La agarró por las muñecas, con los bíceps en tensión bajo las mangas cortas de su camisa, y la arrastró una docena de pasos por la playa hasta que el agua le llegó a los tobillos. Allí, la tiró de un empujón contra las pequeñas olas, sobre las que cayó de espaldas, salpicando agua a su alrededor. Antes de que pudiera levantarse, Tom se agachó, se llevó la cámara al ojo y le sacó una foto. Luego otra. Ella le miraba con los ojos entornados, desafiante, pero no pronunció una palabra ni hizo ningún gesto para detenerle.

– Siempre verás esa casa -le decía Tom-. ¡Siempre!

Pamela y Robert habían visto a su padre levantarle la mano a su madre antes, pero nunca fuera de casa, ni cuando no se encontraban bebidos o sufriendo las migrañas de una seria resaca. Por eso, antes de que Pamela o su madre pudieran detenerlo, Robert corrió hacia Tom y le dio un puñetazo en el estómago tan fuerte y con una furia tan inesperada que lo dejó sin aire. De no ser porque Tom llevaba la cámara colgando del cuello con una cinta, se le habría caído al agua cuando se dobló y el carrete se habría estropeado.

– ¡Basta! -gritaba Robert-. ¡No la pegues! ¡Déjala en paz!

A veces Pamela intentaba sofocar las discusiones de sus padres cambiando de tema antes de que recurrieran a la violencia. Mencionar a algún chico por el que sentía cierto interés era un método infalible para distraer la atención de sus progenitores.

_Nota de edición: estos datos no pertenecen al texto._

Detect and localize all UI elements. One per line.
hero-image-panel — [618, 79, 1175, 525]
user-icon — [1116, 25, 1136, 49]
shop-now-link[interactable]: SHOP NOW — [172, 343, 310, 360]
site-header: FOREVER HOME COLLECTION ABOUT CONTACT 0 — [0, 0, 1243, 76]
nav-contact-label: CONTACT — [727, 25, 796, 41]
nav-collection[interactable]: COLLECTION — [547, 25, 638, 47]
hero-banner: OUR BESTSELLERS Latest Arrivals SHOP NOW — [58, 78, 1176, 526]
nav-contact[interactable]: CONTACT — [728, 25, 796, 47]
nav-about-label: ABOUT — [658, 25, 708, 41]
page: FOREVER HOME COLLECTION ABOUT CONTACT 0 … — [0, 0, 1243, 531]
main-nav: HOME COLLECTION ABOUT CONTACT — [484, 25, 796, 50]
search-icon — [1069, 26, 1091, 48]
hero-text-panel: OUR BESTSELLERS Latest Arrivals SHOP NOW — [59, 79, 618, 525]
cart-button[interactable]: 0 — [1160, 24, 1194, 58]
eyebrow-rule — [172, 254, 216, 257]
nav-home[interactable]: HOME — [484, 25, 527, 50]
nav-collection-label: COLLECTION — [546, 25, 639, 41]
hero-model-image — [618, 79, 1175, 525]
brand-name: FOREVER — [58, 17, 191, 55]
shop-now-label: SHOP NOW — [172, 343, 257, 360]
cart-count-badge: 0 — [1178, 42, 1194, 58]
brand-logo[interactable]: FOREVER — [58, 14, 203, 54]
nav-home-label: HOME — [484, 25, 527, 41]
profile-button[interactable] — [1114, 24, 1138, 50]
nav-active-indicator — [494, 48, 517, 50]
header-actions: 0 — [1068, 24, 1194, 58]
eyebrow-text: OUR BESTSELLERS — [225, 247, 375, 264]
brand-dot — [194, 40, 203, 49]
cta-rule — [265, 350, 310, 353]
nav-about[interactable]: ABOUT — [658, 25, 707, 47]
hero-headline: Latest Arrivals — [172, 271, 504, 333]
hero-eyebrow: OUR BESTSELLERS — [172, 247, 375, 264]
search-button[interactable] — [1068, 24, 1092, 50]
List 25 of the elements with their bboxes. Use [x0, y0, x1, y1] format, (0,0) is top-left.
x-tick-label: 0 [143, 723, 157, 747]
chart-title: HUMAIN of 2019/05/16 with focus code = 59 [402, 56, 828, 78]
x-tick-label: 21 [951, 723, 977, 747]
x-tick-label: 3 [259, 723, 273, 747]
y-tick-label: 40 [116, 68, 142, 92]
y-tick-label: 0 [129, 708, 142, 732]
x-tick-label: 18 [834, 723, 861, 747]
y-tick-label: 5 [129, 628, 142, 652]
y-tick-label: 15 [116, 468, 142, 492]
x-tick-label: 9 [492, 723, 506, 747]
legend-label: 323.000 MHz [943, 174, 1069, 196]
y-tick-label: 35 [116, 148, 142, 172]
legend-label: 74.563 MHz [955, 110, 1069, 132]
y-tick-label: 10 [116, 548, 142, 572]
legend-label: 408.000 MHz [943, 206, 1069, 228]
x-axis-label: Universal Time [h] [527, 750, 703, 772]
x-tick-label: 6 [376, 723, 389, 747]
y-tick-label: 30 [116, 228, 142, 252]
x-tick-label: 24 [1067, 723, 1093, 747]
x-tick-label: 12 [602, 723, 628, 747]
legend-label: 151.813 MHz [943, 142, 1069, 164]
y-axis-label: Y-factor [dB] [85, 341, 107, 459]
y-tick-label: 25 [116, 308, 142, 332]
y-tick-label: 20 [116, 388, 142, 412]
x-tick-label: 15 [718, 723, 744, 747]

Algunas tardes, incluso tenía la previsión de aguarles la ginebra. Sin embargo, en esta ocasión se quedó paralizada mientras aumentaban los comentarios groseros en explosión pública veraniega, y fue su hermano, por primera -y ¡ay!, no última- vez, quien se metió por medio atacando al orgulloso, arrogante y físicamente intimidatorio Tom Buchanan.